Además de la tragedia en la mina “Clara”, impresionante por la cifra de muertos, seguramente los accidentes mineros eran el pan nuestro de cada día…

Cinco años después, celebrado ya el juicio por la explosión, un día de San Luis, 21 de junio, hubo otro accidente en la mina “Clara”, que se había reabierto, con cuatro o cinco muertos más. Pero, desde luego, que había muchos accidentes, En el año 62, en la mina “Pedraforca” de Saldes también murieron 15 obreros.

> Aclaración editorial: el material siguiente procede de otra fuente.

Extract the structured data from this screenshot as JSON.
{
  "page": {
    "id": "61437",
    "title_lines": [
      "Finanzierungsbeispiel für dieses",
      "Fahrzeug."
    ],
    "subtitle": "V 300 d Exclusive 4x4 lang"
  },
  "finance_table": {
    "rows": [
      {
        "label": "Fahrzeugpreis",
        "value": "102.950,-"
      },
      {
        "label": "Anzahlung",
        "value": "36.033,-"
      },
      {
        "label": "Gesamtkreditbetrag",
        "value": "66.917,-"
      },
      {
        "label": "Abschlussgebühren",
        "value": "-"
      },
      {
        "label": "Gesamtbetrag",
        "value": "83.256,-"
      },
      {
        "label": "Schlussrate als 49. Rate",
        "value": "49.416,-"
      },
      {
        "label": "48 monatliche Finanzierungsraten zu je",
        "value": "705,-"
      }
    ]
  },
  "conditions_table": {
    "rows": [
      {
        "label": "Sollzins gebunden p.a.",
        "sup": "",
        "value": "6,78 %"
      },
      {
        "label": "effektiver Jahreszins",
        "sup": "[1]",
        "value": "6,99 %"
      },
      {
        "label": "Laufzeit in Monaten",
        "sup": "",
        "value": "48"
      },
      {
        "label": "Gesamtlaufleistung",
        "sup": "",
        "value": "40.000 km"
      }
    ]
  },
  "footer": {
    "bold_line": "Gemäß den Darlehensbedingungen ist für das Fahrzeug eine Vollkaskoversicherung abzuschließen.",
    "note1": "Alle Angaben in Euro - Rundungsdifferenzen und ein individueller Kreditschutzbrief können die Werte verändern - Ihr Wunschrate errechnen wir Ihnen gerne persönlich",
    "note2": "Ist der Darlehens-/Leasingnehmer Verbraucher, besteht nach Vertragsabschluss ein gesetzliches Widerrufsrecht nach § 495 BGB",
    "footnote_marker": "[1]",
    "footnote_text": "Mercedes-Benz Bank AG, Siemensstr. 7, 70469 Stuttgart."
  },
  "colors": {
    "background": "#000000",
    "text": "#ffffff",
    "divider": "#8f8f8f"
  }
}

Y en noviembre del 65, mientras Franco moría, en la mina “Consolación”, de Figols, de la misma cuenca minera, murieron una treintena de mineros y nadie les hizo ni gota de caso.

“La mina de la mort” nos lleva, por el camino más corto, a la memoria de hechos concretos ¿Consideras, en tal sentido que, en la memoria histórica oficial, se echa a faltar un trabajo de recuperación más puntual, de fondo, a pie de obra, para enseñar en las escuelas, como propone Jaume Fabre?

Esto pasa en la memoria histórica y en muchas otras cosas, Cataluña tenía un tejido asociativo muy importante, que en el año 39 sufre una gran catástrofe y que se va recuperando, poco a poco. Me refiero a los ateneos populares, los casinos, las asociaciones de vecinos… ¿Qué pasa cuando se instituye el primer ayuntamiento democrático de Barcelona? Se crean los centros cívicos, que acaban haciendo la competencia a las entidades. En principio, era una buena idea, pero con ellos acaban controlando el movimiento ciudadano. Si dejan a su aire las iniciativas ciudadanas, protestarán, criticarán, harán oposición. En cambio, si están dentro de los centros cívicos y les subvencionan, los tienen controlados. El poder siempre tiene la tentación de controlar las cosas. Respecto al libro, confieso que me sorprende el eco que está teniendo. Y el contexto está suscitando mucho más interés que el caso en sí.